All materials were tested in their original shipping containers without prior sampling. The Vaya system employs spatially offset Raman spectroscopy (SORS) with a CCD detector and built-in algorithms to subtract container signals and extract pure raw material spectra. Users simply select the container type (e.g., glass, HDPE, PP, FIBC, PC) in the software wizard, and the instrument automatically configures acquisition parameters and performs container subtraction.
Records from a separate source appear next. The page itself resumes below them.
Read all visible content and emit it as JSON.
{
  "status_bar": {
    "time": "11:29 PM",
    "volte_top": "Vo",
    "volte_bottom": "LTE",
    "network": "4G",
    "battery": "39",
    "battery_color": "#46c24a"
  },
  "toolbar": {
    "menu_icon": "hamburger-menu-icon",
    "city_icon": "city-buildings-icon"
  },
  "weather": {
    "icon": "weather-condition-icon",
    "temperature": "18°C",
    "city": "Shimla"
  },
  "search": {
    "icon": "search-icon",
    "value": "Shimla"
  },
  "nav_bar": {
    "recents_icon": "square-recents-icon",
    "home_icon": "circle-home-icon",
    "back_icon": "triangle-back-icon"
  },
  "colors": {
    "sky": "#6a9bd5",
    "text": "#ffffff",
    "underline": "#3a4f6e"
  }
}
Main results and discussion

• Emollients and occlusives (e.g., almond, olive, flaxseed, castor oils) yielded distinct SORS spectra with high discrimination power, confirmed by challenge matrices showing perfect pass/fail separation.
• Humectants and preservatives (e.g., glycerol, urea, ethanol, citric acid, benzyl alcohol) were accurately identified through semitransparent HDPE, white HDPE, and amber glass containers.
• Surfactants (e.g., SDS, polysorbates 20 and 80, Triton X-100) and essential oils (e.g., tea tree, lavender, orange oils) exhibited clear spectral features, with effective fluorescence mitigation in amber glass.
• Vitamins (e.g., vitamin C, B3, A palmitate) produced high signal-to-noise spectra through glass bottles, demonstrating sensitivity to minor Raman signals despite low analyte concentrations or loose packing.
• Use of the Vaya system eliminated sample transfer, container opening, and cleaning validation steps, reducing warehouse handling time by 50% and associated costs by 50%.
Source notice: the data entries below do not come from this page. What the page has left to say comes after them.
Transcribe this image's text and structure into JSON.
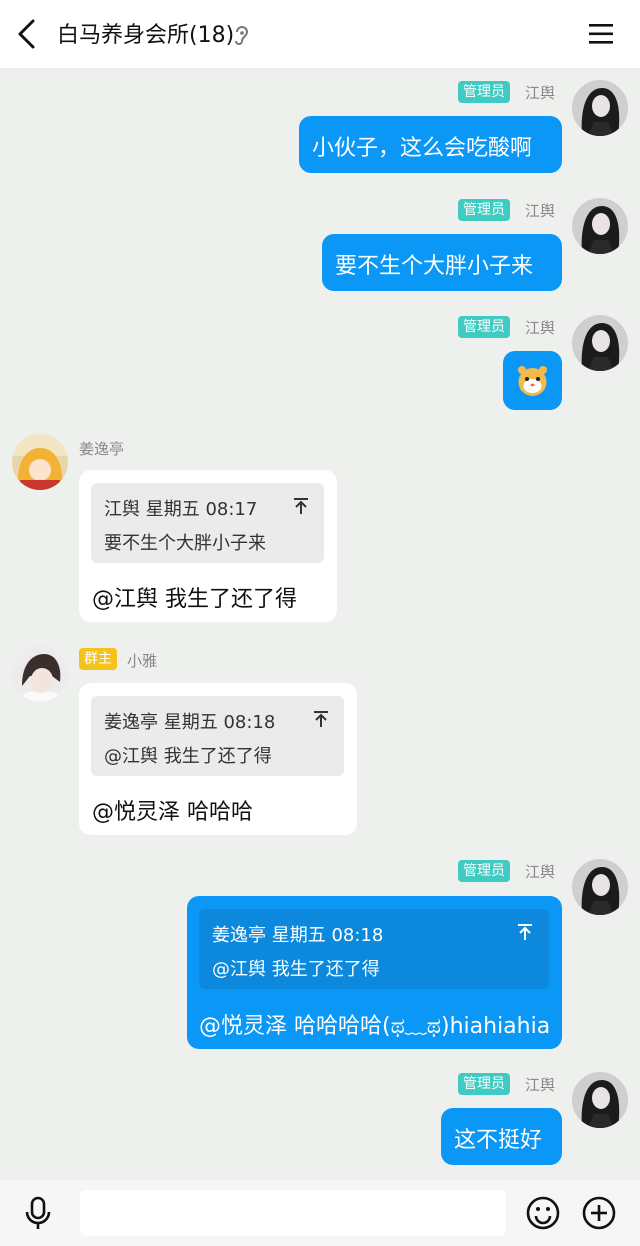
{
  "header": {
    "title": "白马养身会所(18)"
  },
  "messages": [
    {
      "id": 1,
      "direction": "out",
      "role_tag": "管理员",
      "sender": "江舆",
      "text": "小伙子，这么会吃酸啊"
    },
    {
      "id": 2,
      "direction": "out",
      "role_tag": "管理员",
      "sender": "江舆",
      "text": "要不生个大胖小子来"
    },
    {
      "id": 3,
      "direction": "out",
      "role_tag": "管理员",
      "sender": "江舆",
      "sticker": "hamster-emoji"
    },
    {
      "id": 4,
      "direction": "in",
      "sender": "姜逸亭",
      "quote": {
        "header": "江舆 星期五 08:17",
        "text": "要不生个大胖小子来"
      },
      "text": "@江舆 我生了还了得"
    },
    {
      "id": 5,
      "direction": "in",
      "role_tag": "群主",
      "sender": "小雅",
      "quote": {
        "header": "姜逸亭 星期五 08:18",
        "text": "@江舆 我生了还了得"
      },
      "text": "@悦灵泽 哈哈哈"
    },
    {
      "id": 6,
      "direction": "out",
      "role_tag": "管理员",
      "sender": "江舆",
      "quote": {
        "header": "姜逸亭 星期五 08:18",
        "text": "@江舆 我生了还了得"
      },
      "text": "@悦灵泽 哈哈哈哈(ಥ﹏ಥ)hiahiahia"
    },
    {
      "id": 7,
      "direction": "out",
      "role_tag": "管理员",
      "sender": "江舆",
      "text": "这不挺好"
    }
  ],
  "input": {
    "placeholder": ""
  },
  "colors": {
    "out_bubble": "#0a97f5",
    "admin_tag": "#3fcbc1",
    "owner_tag": "#f5c21c",
    "background": "#edf0ec"
  },
  "icons": [
    "back-arrow-icon",
    "ear-icon",
    "menu-icon",
    "microphone-icon",
    "emoji-icon",
    "plus-icon",
    "up-arrow-icon"
  ]
}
Benefits and practical applications

• Rapid on-site ID in quarantine areas (transparent containers: 10–15 s per sample; opaque containers: 35–40 s per sample).
• Minimized container handling and consumables use (sampling booth, glassware, PPE), reducing cross-contamination risks.
• Compliance support for ISO 22716, FDA draft cosmetics GMP, EU Regulation 1223/2009, pharmacopeia requirements (USP <858>, EP 2.2.48, JP, Chinese pharmacopeia).
• Suitable for non-spectroscopist operators due to wizard-based workflow and PASS/FAIL reporting.
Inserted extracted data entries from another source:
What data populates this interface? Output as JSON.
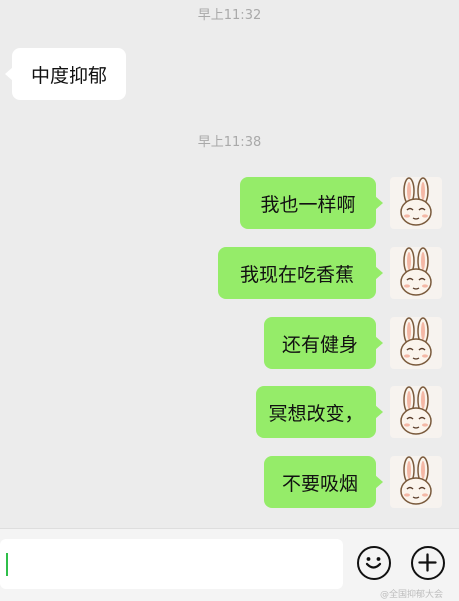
{
  "chat": {
    "timestamps": [
      "早上11:32",
      "早上11:38"
    ],
    "messages": [
      {
        "side": "left",
        "text": "中度抑郁"
      },
      {
        "side": "right",
        "text": "我也一样啊",
        "avatar": "rabbit-sticker-avatar"
      },
      {
        "side": "right",
        "text": "我现在吃香蕉",
        "avatar": "rabbit-sticker-avatar"
      },
      {
        "side": "right",
        "text": "还有健身",
        "avatar": "rabbit-sticker-avatar"
      },
      {
        "side": "right",
        "text": "冥想改变，",
        "avatar": "rabbit-sticker-avatar"
      },
      {
        "side": "right",
        "text": "不要吸烟",
        "avatar": "rabbit-sticker-avatar"
      }
    ]
  },
  "input_bar": {
    "text_value": "",
    "emoji_icon": "smile-icon",
    "add_icon": "plus-icon"
  },
  "watermark": "@全国抑郁大会",
  "colors": {
    "background": "#ececec",
    "outgoing_bubble": "#95ec69",
    "incoming_bubble": "#ffffff",
    "caret": "#2fbf4a"
  }
}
Future trends and possibilities

Integration of expanded spectral libraries and machine-learning classification could further enhance specificity and throughput. Integration with laboratory information management systems (LIMS) would automate data logging and traceability. Emerging portable Raman technologies and advanced SORS algorithms may extend applicability to complex formulations and multi-layer packaging, driving broader adoption in pharmaceutical and food industries.

Conclusion

The Agilent Vaya handheld Raman spectrometer leveraging SORS provides an efficient, accurate at-point-of-need raw material identification solution for cosmetics manufacturing. By enabling through-container analysis, it streamlines QC workflows, reduces time and costs, and ensures regulatory compliance in GMP environments.

References

• Prulliere F, Welsby C. Cosmetic Raw Material Identification Testing Through Transparent and Opaque Containers. Agilent Technologies Application Note; 2024.